The US Patent Trial and Appeal Board (PTAB) has instituted an inter partes review of US Patent No. 9,211,253, “Nasal drug products and methods of their use.” That patent, which covers Opiant Pharmaceutical’s Narcan intranasal naloxone for the reversal of opioid overdose through 2035, was granted to Lightlake Therapeutics (now Opiant) in December 2015.
Adapt Pharma, which has since been acquired by Emergent BioSolutions, licensed the naloxone nasal spray from Lightlake in 2014. Narcan nasal spray was initially approved by the FDA in November 2015, and a lower dose version was approved in January 2017.
Multiple petitions challenging the ‘253 patent and others covering Narcan were filed by a company called Nalox-1 Pharmaceuticals in February 2019. According to a Nalox-1 petition, the patent should be revoked on the grounds of obviousness because a “person of ordinary skill in the art” (POSA):
- “Would Have Been Motivated to Develop Improved Intranasal Naloxone Formulations to Combat the Opioid Epidemic”
- “Would Have Had the Know-How to Readily Develop an Improved Intranasal Naloxone Formulation”
- “would have been motivated to use a 4-6 mg naloxone dose to achieve desirable naloxone exposure levels”
- “would have had adequate know-how and ability to select commonplace excipients to make a stable, well-tolerated intranasal naloxone formulation.”
and - “would have been motivated to load an intranasal naloxone formulation into an easy-to-use single-dose, pre-primed nasal sprayer”
The PTAB found that the challenge meets the minimum requirement for such a review, that “there is a reasonable likelihood that the petitioner would prevail with respect to at least 1 of the claims challenged in the petition.” According to the PTAB’s August 27, 2019 order, the board found that multiple claims in the patent would likely be found to be obvious and therefore not patentable.
In October 2016, Opiant filed suit against Teva for patent infringement after Teva filed an ANDA for naloxone nasal spray; Opiant also filed suit against Perrigo in 2018 after that company submitted an ANDA for a generic of Narcan.

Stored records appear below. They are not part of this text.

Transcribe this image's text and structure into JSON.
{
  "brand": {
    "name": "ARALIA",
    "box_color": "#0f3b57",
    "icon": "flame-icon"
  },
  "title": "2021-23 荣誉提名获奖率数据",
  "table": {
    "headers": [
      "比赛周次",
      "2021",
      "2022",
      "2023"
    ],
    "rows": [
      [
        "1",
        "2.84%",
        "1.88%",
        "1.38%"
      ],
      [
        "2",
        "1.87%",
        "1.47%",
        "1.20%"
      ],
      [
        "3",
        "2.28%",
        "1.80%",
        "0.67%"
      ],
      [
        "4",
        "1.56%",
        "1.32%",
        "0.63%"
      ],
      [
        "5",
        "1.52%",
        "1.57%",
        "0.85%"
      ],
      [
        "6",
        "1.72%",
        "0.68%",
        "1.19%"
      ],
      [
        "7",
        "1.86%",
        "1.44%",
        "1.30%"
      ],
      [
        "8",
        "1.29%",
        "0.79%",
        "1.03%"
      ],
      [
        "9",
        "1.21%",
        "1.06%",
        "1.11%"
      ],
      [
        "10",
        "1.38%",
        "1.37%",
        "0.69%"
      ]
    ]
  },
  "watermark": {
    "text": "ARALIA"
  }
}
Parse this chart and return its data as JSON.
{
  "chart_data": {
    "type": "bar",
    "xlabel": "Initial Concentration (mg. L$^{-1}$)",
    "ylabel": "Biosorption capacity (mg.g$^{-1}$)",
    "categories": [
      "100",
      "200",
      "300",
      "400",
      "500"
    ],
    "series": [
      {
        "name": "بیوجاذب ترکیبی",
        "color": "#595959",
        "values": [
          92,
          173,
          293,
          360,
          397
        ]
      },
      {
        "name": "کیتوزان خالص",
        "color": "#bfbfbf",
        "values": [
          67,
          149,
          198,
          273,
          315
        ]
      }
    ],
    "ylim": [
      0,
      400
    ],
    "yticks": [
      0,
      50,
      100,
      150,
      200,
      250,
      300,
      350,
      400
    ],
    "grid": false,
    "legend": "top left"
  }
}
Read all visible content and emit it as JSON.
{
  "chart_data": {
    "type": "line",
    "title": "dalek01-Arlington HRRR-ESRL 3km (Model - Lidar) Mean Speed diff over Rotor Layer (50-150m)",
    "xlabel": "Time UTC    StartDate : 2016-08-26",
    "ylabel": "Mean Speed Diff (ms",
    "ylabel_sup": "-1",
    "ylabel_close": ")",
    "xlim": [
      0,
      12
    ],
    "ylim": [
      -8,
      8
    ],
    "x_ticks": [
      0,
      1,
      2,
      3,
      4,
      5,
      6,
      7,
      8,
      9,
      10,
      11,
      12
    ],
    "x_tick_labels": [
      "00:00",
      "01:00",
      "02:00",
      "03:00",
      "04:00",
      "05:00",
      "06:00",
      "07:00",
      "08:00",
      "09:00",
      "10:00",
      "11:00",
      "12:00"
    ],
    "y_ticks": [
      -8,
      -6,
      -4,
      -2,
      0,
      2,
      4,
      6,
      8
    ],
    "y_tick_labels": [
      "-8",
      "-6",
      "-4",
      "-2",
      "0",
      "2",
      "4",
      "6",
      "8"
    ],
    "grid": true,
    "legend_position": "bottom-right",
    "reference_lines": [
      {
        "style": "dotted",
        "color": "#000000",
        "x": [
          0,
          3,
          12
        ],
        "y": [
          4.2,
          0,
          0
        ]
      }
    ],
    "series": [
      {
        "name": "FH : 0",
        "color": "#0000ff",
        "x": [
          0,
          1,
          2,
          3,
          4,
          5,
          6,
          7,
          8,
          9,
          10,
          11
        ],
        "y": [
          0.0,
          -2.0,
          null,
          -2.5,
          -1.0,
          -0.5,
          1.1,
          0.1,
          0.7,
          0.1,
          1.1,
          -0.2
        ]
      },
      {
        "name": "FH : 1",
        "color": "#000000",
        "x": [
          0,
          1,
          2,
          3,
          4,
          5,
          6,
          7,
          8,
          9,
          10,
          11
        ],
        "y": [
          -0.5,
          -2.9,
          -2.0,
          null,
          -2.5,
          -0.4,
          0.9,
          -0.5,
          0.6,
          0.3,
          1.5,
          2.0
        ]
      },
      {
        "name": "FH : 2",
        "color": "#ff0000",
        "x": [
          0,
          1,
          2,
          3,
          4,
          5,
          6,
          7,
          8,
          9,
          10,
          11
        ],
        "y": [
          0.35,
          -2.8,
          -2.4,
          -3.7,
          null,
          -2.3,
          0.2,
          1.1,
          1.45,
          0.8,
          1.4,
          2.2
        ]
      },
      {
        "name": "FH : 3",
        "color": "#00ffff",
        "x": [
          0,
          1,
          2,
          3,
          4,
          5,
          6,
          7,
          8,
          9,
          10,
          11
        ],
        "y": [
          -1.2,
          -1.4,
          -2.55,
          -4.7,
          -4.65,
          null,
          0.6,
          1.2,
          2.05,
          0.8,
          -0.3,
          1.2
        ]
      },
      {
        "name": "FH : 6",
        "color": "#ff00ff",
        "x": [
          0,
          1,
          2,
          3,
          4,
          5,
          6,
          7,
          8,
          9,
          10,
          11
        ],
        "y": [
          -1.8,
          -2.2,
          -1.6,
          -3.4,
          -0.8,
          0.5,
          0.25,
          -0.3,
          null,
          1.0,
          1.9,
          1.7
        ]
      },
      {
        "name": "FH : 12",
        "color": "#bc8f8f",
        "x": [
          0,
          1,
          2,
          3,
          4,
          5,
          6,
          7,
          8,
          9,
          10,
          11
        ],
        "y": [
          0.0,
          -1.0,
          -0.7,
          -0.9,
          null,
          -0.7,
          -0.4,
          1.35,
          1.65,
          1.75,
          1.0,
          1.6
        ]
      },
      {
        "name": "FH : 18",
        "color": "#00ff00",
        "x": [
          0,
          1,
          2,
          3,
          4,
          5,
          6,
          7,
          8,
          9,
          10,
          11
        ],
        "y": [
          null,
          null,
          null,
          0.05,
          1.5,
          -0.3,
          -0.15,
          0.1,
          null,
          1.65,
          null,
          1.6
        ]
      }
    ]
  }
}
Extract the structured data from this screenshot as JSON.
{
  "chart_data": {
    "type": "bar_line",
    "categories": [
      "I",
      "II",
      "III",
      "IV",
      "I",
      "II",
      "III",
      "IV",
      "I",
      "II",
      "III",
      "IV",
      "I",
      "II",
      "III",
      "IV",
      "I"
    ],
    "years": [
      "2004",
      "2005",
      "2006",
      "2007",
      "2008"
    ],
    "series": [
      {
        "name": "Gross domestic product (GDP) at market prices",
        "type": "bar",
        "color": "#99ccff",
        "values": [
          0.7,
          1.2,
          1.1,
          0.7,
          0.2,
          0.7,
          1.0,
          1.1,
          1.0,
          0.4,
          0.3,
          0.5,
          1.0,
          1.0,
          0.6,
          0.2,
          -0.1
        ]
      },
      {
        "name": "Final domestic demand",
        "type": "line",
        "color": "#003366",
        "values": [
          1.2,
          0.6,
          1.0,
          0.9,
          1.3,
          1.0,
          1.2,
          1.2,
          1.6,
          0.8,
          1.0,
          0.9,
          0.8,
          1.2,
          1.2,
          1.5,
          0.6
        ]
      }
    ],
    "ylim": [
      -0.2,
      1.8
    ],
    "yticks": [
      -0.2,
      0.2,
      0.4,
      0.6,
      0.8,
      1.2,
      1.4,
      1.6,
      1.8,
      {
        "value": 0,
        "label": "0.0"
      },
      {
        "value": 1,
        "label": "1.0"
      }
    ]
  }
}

The PTAB declined to deny the petition due to the existence of parallel challenges to the patents, noting that “It is undisputed that Petitioner [Nalox-1] is not involved in the Teva Case.”
Nalox-1 asserts that “The ’253 patent is a barrier wrongfully and shamefully preventing broader accessibility to this critically needed naloxone medication.” Recently, in response to the opioid epidemic, the FDA has been actively encouraging development of generic versions of Narcan. In January 2019, the agency published a model drug facts label for such a product and in April 2019 announced final approval of Teva’s generic Narcan. The agency also recently accepted an NDA from Insys for a naloxone nasal spray (that NDA has since been acquired by Hikma).